Modesty sobered his ambition without weakening it. Though Bing insisted he was a mildly talented, profoundly lucky entertainer
(never an artist), he did not turn to Providence to guide his career; he relied on hard work and astute, obstinate bargaining.
Bing had reason to credit his success to the help and advice of others, yet he was the one who pulled the strings in forging
an entertainment corporation without precedent. If Bing was disinclined to make claims for his gifts, he wagered aggressively
on his market value. His reputation for knowing his own mind grew in the early 1930s as he played simultaneous career chess
with the bosses of movies, records, and radio, casually moving his pieces until one opponent after another conceded defeat.
He knew that however much he might enrich himself, he could only enrich his masters more.

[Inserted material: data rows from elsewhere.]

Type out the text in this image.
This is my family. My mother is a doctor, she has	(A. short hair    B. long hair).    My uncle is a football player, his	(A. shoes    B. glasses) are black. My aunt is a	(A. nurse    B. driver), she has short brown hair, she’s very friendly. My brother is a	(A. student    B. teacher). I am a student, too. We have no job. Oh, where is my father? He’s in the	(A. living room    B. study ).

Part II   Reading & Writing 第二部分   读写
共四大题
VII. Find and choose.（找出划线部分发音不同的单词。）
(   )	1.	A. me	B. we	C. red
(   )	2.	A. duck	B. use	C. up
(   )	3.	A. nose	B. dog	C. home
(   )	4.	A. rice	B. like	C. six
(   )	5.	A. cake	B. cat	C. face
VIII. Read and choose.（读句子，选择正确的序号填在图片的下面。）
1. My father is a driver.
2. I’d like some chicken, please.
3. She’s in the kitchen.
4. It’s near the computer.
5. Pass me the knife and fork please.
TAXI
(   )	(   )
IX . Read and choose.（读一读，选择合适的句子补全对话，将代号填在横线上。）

As they accepted the unassailable
logic of his position, they lined up for a piece of the action. The emerging house of Crosby served as a template for subsequent
entertainers who gambled on the same trifecta: first recordings, then radio or television, finally Hollywood. Only Frank Sinatra
in the forties, Elvis Presley in the fifties, and Barbra Streisand in the sixties, each working the Crosby strategy, came
within hailing distance of his success — though a great many others tried — and only Bing and, to a far lesser degree, Sinatra
enjoyed a consistently successful broadcasting career, as opposed to specials and guest appearances. But career statistics
tell only a part of the story. No other pop icon has ever been so thoroughly, lovingly
liked
— liked and trusted. Bing’s naturalness made him credible to all, regardless of region, religion, race, or gender. He was
our most authentic chameleon, mirroring successive eras — through Prohibition, depression, war, anxiety, and affluence — without
ever being dramatic about it. He was discreet and steady. He was family.